Ditambah kemudian, tidak ada seorang pun dapat bersaksi bagaimana ia memukul Chandra Limbong dan sampai saat ini Bukti CCTV dan Rekaman/ Video tidak sama sekali diputar di persidangan.
Selain itu, Ullyses juga menyampaikan terkait peristiwa bisnis yang menjadi akar permasalahan tersebut:
1. Bahwa saya bukanlah para pihak atau tidak ditunjuk secara resmi sebagai konsultan atau pemberi jasa konsultasi kepada transaksi Bisnis yang dilakukan oleh Chandra Limbong/ PT. Telko Material Indonesia kepada Sdr Oki/ PT Wagros Digital Indonesia.
2. Bahwa saya sebagai kawan yang mengenal dan berkawan sejak tahun 2018 dikarenakan saya memiliki keahlian sebagai Konsultan Bisnis setelah saya mengecam Pendidikan tinggi perkuliahan S1 dan S2 di ITB maka itu juga saya dimintakan bantuan untuk memberikan pandangan bisnis yang diharapkan dapat terealisasi antara Chandra Limbong dan Oki.
3. Bahwa pada sekitar Januari Tahun 2023 Chandra Limbong atau PT. Telko Material Indonesia dan Oki atau PT Wagros Digital Indonesia melakukan kontrak kerja sama yang bernilai sekitar Rp 3.000.000.000,- (Tiga Miliar Rupiah), dan setelah itu di beberapa bulan kemudian Chandra Limbong dan Oki melakukan kerja sama lagi. yang lagi Saya Ulyses tidak mengetahui secara detail karena saya bukanlah para pihak, terlebih saya baru tahu dalam kontrak tersebut ada pasal yang dinyatakan bahwa pihak dalam perjanjian tersebut saling sepakat dan tidak dalam paksaan siapapun (kesepakatannya), serta tidak ada unsur penipuan di dalamnya.

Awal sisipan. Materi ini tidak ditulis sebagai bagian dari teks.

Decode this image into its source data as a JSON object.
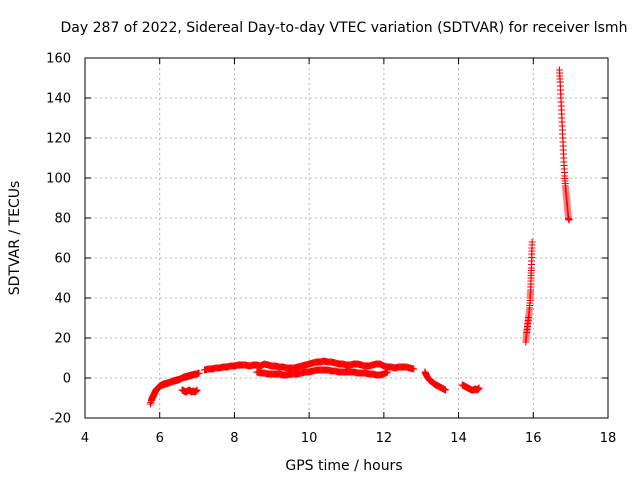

“Maka ini yang membuat saya kecewa dan bertanya kenapa saya yang dikait-kaitkan dan seolah olah dimintakan pertanggungjawaban dengan menyerahkan uang sekian Milyar tersebut, terlebih pada saat mediasi di Polsek Andir dalam laporan penganiayaan tapi syarat perdamaiannya adalah jika saya memberikan uang bermiliar-miliar tersebut kepada pelapor,” ungkapnya.

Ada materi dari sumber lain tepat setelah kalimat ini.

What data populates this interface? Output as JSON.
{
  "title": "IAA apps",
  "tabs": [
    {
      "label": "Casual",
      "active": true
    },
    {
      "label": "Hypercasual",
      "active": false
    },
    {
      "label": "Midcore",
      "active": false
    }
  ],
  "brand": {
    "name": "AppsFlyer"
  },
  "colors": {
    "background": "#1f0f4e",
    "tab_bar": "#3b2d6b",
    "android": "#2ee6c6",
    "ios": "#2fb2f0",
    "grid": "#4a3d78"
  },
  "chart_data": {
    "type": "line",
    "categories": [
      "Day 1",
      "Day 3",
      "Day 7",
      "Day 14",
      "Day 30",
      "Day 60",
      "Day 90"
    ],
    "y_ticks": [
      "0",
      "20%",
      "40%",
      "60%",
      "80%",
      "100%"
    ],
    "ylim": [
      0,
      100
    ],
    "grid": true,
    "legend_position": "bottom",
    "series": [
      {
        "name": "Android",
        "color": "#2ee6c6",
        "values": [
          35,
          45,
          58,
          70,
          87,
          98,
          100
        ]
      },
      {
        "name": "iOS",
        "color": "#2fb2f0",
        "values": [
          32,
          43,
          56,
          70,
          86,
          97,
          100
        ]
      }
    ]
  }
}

“Ini yang membuat saya bertanya tanya apakah ini semua adalah rekayasa agar saya tersandera dan kemudian memaksakan diri untuk membayar sejumlah uang kepada Chandra Limbong, Dimana tidak sepeserpun pernah uang tersebut diberikan Chandra Limbong kepada saya. Begitu juga Oki yang menerima uang tersebut dari Chandra Limbong tidaklah memberikan apapun kepada saya,” tandasnya.
Sementara itu, M Febrian selaku Kuasa Hukum Ullyses, turut menyayangkan terkait proses hukum yang menimpa kliennya tersebut.
“Klien kami ini, ditahan pada tingkat kejaksaan, waktu di tahap penyidikan itu penyidik masih kooperatif, dalam artian masih memberi ruang bebas namun yang kami sangat sayangkan, tiba-tiba tanpa dipanggil secara resmi oleh kejaksaan di Bandung itu tiba-tiba disuruh hadir tahap 2 dan langsung ditahan sampai hari ini,” bebernya.
Selain itu, Febrian juga menemukan adanya kejanggalan-kejanggalan yang terjadi dalam kasus tersebut.
Di antaranya terkait ketidakcocokan kronologi kejadian dengan BAP, kemudian hasil visum yang tidak sesuai, dan sampai saat ini tidak adanya saksi yang mengatakan bahwa kliennya melakukan penganiayaan terhadap pelapor.